The final PA on the main stage came from the Ragga Twins who performed vocals of their own back catalogue as well as toasting over a deep jungle set. They faced overwhelming demand from the crowd for photos, with both original fans and newcomers recognizing them as the pioneering artists they truly are.
As the night drew to a close, Billy 'Daniel' Bunter took the main stage by storm. His trademark energy radiated through a diverse old skool set, seamlessly transitioning between old skool hardcore, house and rave breaks. Bunter's electrifying connection with the crowd, a hallmark of his performances, kept everyone on their toes. His reputation for engaging with the audience remains unmatched.
Finally, Fabio and Grooverider took to the decks for the final hour of the main stage for a back to back set of old skool classics. Early house blended with classic tunes such as '40 Miles', 'Don't Go' and 'Bombscare' kept the crowd jumping until the very end and served as a reminder that the both started their careers in acid house and hardcore before becoming synonymous with drum and bass.
As the main stage came to a close, for those that opted for the VIP experience, the Epidemik tent played home to Beat Jugglers delivering their second set of the day. An acoustic set of Beat Juggler originals and classic rave covers delivered by Joe Wiggins on keys, Mad Mick on sax and Nikki Neon on vocals served as the perfect denouement to the festival and went down a storm.
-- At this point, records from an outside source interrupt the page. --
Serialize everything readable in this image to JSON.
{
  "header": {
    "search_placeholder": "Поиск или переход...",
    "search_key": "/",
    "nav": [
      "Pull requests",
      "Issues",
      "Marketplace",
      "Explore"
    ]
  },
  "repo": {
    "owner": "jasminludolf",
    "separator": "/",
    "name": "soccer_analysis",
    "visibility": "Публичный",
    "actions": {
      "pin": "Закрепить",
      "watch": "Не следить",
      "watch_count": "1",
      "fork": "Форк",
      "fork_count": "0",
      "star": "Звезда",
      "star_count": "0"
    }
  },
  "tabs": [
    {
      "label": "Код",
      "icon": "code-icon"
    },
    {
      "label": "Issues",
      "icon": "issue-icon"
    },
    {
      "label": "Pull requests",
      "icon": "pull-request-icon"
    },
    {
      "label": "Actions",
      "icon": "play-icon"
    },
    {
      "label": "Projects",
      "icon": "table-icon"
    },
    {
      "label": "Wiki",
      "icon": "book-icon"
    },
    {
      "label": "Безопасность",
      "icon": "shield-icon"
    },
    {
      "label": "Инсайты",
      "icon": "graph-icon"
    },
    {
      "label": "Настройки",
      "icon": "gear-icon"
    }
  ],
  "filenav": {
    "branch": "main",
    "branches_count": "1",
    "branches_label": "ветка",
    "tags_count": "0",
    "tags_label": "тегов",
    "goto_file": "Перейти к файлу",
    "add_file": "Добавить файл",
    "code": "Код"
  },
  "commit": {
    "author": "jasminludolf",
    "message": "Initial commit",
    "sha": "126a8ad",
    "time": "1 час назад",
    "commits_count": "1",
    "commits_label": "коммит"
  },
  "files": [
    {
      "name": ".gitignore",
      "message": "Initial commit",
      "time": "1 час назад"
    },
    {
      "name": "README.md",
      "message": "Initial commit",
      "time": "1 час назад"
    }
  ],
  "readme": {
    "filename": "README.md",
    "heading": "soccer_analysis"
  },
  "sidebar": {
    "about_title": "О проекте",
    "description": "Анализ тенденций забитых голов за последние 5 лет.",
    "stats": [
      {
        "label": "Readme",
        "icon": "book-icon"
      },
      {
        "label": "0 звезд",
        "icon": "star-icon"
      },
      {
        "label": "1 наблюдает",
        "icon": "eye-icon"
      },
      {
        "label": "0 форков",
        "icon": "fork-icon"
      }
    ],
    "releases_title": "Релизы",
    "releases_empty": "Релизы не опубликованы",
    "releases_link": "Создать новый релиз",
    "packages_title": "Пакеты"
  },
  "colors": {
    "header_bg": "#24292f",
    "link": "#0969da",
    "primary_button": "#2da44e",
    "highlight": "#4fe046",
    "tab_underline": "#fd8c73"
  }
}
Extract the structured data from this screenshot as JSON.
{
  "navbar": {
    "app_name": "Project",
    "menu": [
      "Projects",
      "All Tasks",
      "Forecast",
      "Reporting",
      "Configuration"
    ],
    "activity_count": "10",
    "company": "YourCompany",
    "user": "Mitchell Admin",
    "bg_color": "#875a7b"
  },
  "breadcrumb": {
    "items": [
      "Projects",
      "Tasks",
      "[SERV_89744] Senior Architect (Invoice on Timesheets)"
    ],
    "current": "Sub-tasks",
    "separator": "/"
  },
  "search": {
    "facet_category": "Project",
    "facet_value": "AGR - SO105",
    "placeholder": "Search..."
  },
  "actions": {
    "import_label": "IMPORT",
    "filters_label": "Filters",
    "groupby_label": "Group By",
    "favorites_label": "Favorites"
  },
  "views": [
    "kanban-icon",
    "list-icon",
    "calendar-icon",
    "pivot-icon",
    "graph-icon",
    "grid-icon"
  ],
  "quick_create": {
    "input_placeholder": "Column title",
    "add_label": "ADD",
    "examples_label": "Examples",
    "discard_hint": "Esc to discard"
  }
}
Coming full circle, and ending what they started, Cosmo & Dibs back to back with Jeff Booz played a final set of the evening of classic house; sending punters home on a high.
The Lazy Sunday Festival is about more than just music; it's a testament to the enduring spirit of rave culture. It has a loyal group of supporters that turn up year after year - a group that is ever expanding with new friendships being forged and precious moments being shared.
As we said our farewells, echoes of "See you next year" lingered in the air, a promise that Lazy Sunday would return once again to remind us that the magic of rave lives on, stronger and more vibrant than ever before.